Geram, Badai melengos saja dari sorotan mata Topan yang menyebalkan.
"Tau, nih! Baru juga gue yang liatin Una, udah sewot aja lo, Dai. Gimana yang lain?"
Tak hanya Badai, Aruna yang memang mendengar namanya disebut tertarik dengan ucapan Gempa. Ada apa sehingga kembar tiga itu membicarakannya?
Sadar dengan keberadaan Aruna yang mau masuk rumah, tetapi sempat menoleh di detik Gempa bicara, Badai langsung sewot. "Napa, lo? Kepo?"
Dih!
Aruna beristigfar.
Tanpa menjawab, dia pun langsung merampungkan langkah masuk rumah. Sekilas, dia cuma respons dengan senyum ramah.
"Dai."
Nah, kali ini Topan yang memanggil Badai. Gantian. Badai menoleh. Mereka bertatapan.
"Alih-alih mempertanyakan hal kayak tadi, harusnya kamu bersyukur."
Kening Badai mengernyit. Jujurly, agak nggak terima. Sepersekian detik Badai pun menyahut, "Gak semua hal bisa disyukuri, Mpan. Salah satunya pernikahan gue ini."
"Tapi gue setuju sama Mpan, sih, Dai. Lo harusnya bersyukur."
Badai berdecak. "Apa yang bisa disyukuri dari pernikahan paksa? Sedang di lain sisi, ada orang yang udah kita rencanain buat masuk di list masa depan hidup kita? Pastinya, bukan si dia yang sekarang ada di sini."
"Kalian nikah, kan, bukan karena dipaksa, Dai. Gak enak banget bahasanya, Aruna denger bisa sedih dia."
"Kenyataannya, kok, Gem. Bukannya kalian tau sendiri, ya, penolakan gue dan usaha papa waktu itu biar gue mau dijodohin?"
Topan dan Gempa terdiam. Nah, kan? Memang tidak ada yang bisa disyukuri!
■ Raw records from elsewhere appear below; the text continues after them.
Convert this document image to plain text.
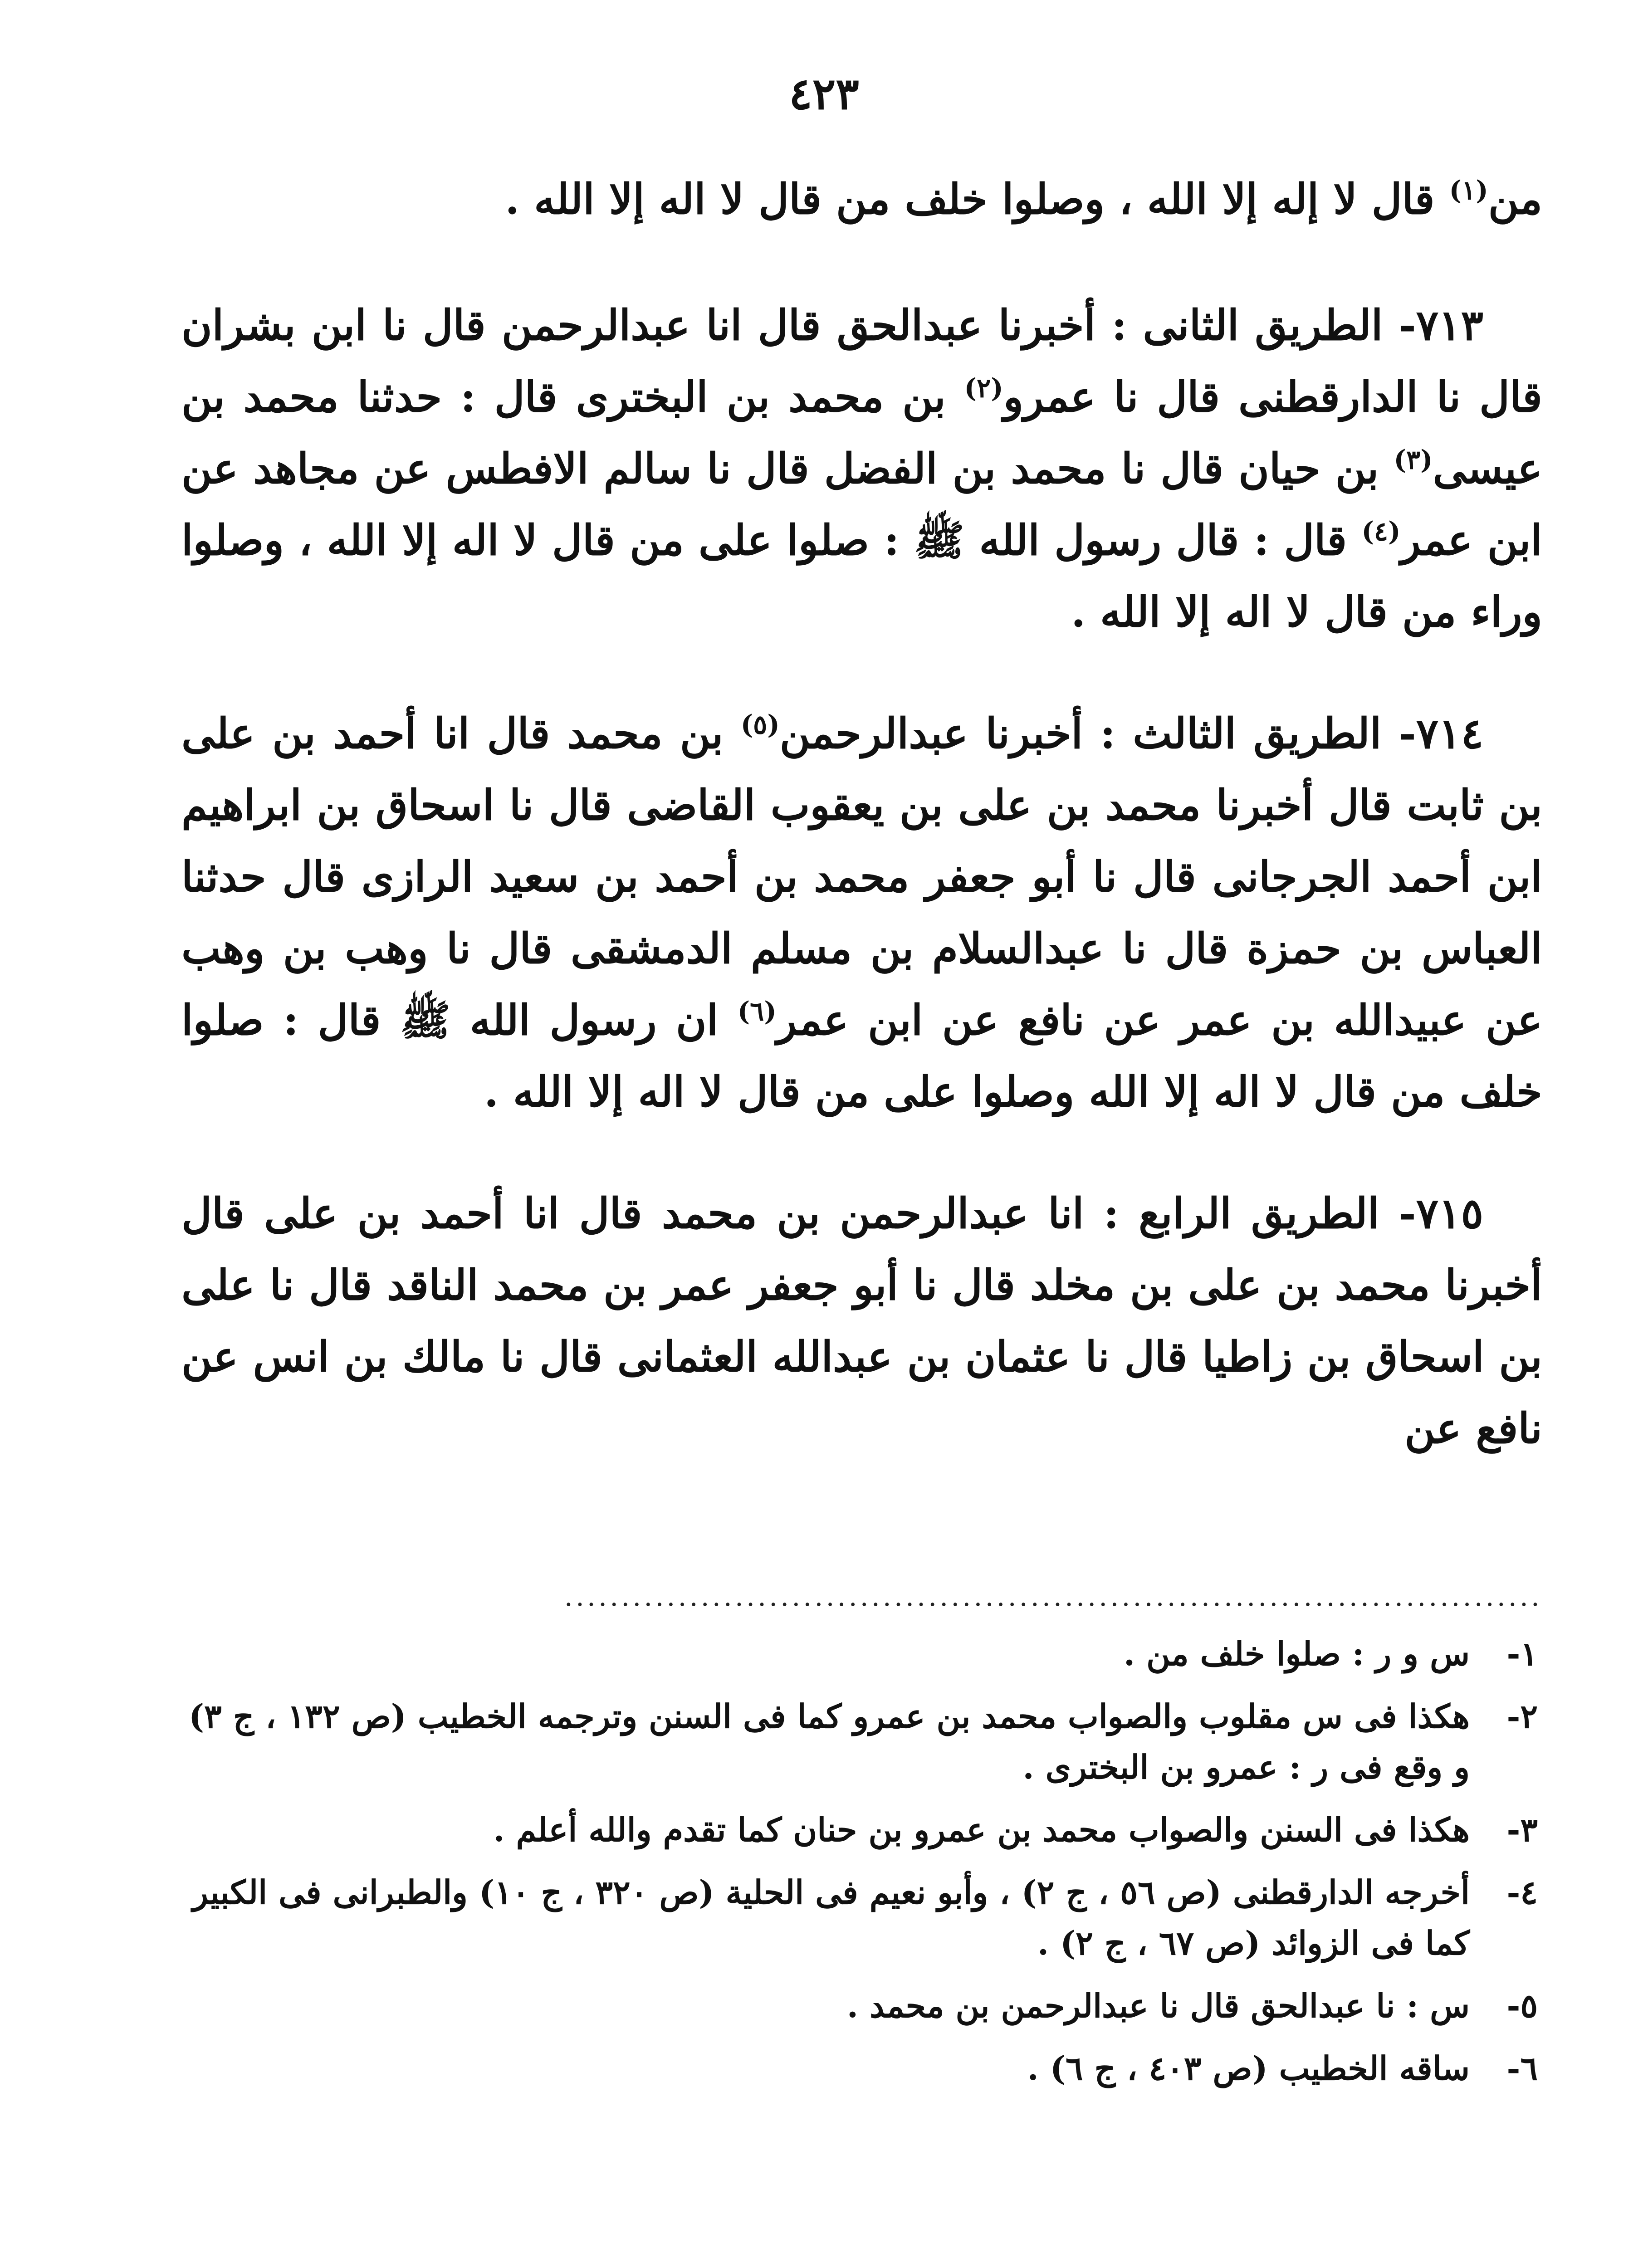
٤٢٣

من$^{(١)}$ قال لا إله إلا الله ، وصلوا خلف من قال لا اله إلا الله .

٧١٣- الطريق الثانى : أخبرنا عبدالحق قال انا عبدالرحمن قال نا ابن بشران قال نا الدارقطنى قال نا عمرو$^{(٢)}$ بن محمد بن البخترى قال : حدثنا محمد بن عيسى$^{(٣)}$ بن حيان قال نا محمد بن الفضل قال نا سالم الافطس عن مجاهد عن ابن عمر$^{(٤)}$ قال : قال رسول الله ﷺ : صلوا على من قال لا اله إلا الله ، وصلوا وراء من قال لا اله إلا الله .

٧١٤- الطريق الثالث : أخبرنا عبدالرحمن$^{(٥)}$ بن محمد قال انا أحمد بن على بن ثابت قال أخبرنا محمد بن على بن يعقوب القاضى قال نا اسحاق بن ابراهيم ابن أحمد الجرجانى قال نا أبو جعفر محمد بن أحمد بن سعيد الرازى قال حدثنا العباس بن حمزة قال نا عبدالسلام بن مسلم الدمشقى قال نا وهب بن وهب عن عبيدالله بن عمر عن نافع عن ابن عمر$^{(٦)}$ ان رسول الله ﷺ قال : صلوا خلف من قال لا اله إلا الله وصلوا على من قال لا اله إلا الله .

٧١٥- الطريق الرابع : انا عبدالرحمن بن محمد قال انا أحمد بن على قال أخبرنا محمد بن على بن مخلد قال نا أبو جعفر عمر بن محمد الناقد قال نا على بن اسحاق بن زاطيا قال نا عثمان بن عبدالله العثمانى قال نا مالك بن انس عن نافع عن

......................................................................................
١-
س و ر : صلوا خلف من .
٢-
هكذا فى س مقلوب والصواب محمد بن عمرو كما فى السنن وترجمه الخطيب (ص ١٣٢ ، ج ٣) و وقع فى ر : عمرو بن البخترى .
٣-
هكذا فى السنن والصواب محمد بن عمرو بن حنان كما تقدم والله أعلم .
٤-
أخرجه الدارقطنى (ص ٥٦ ، ج ٢) ، وأبو نعيم فى الحلية (ص ٣٢٠ ، ج ١٠) والطبرانى فى الكبير كما فى الزوائد (ص ٦٧ ، ج ٢) .
٥-
س : نا عبدالحق قال نا عبدالرحمن بن محمد .
٦-
ساقه الخطيب (ص ٤٠٣ ، ج ٦) .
"Senggaknya, Dai ...." Topan belum menyerah adu pendapat, kembali dia berucap dan menatap Badai tepat di mata. "Orang-orang yang terlibat dan berkemungkinan buat bikin kamu jatuh cinta itu, orang-orang yang Tuhan restui. Dan andai nanti kamu putuskan buat suka sama istri kamu sekarang ini, semesta mengizinkan."
Sayang, Badai malah menertawakan. "Geli, ah, Mpan. Apaan, sih? Kok, jadi puitis gitu?"
Paham dengan kalimat Topan, Gempa julurkan tangan, mengusap-usap bahu sang kembaran. "Udah, udah. Kayaknya perkara bersyukur itu bukan cuma Badai aja, tapi kita semua. Kalau mau adu nasib, kalian lebih baik dari gue yang sampe detik ini naksir sama cewek yang diajak maju susah, mundur juga susah, sedang dilepas nggak mungkin sanggup. Akhirnya, gak jelaslah ...."
Dasar, ya?
Waktu telah berlalu dan dewasa kini mereka sudah diterpa semilir asmara. Kehidupan yang tak lagi monoton, tetapi justru suram dan berbatu jalanan romantic mereka.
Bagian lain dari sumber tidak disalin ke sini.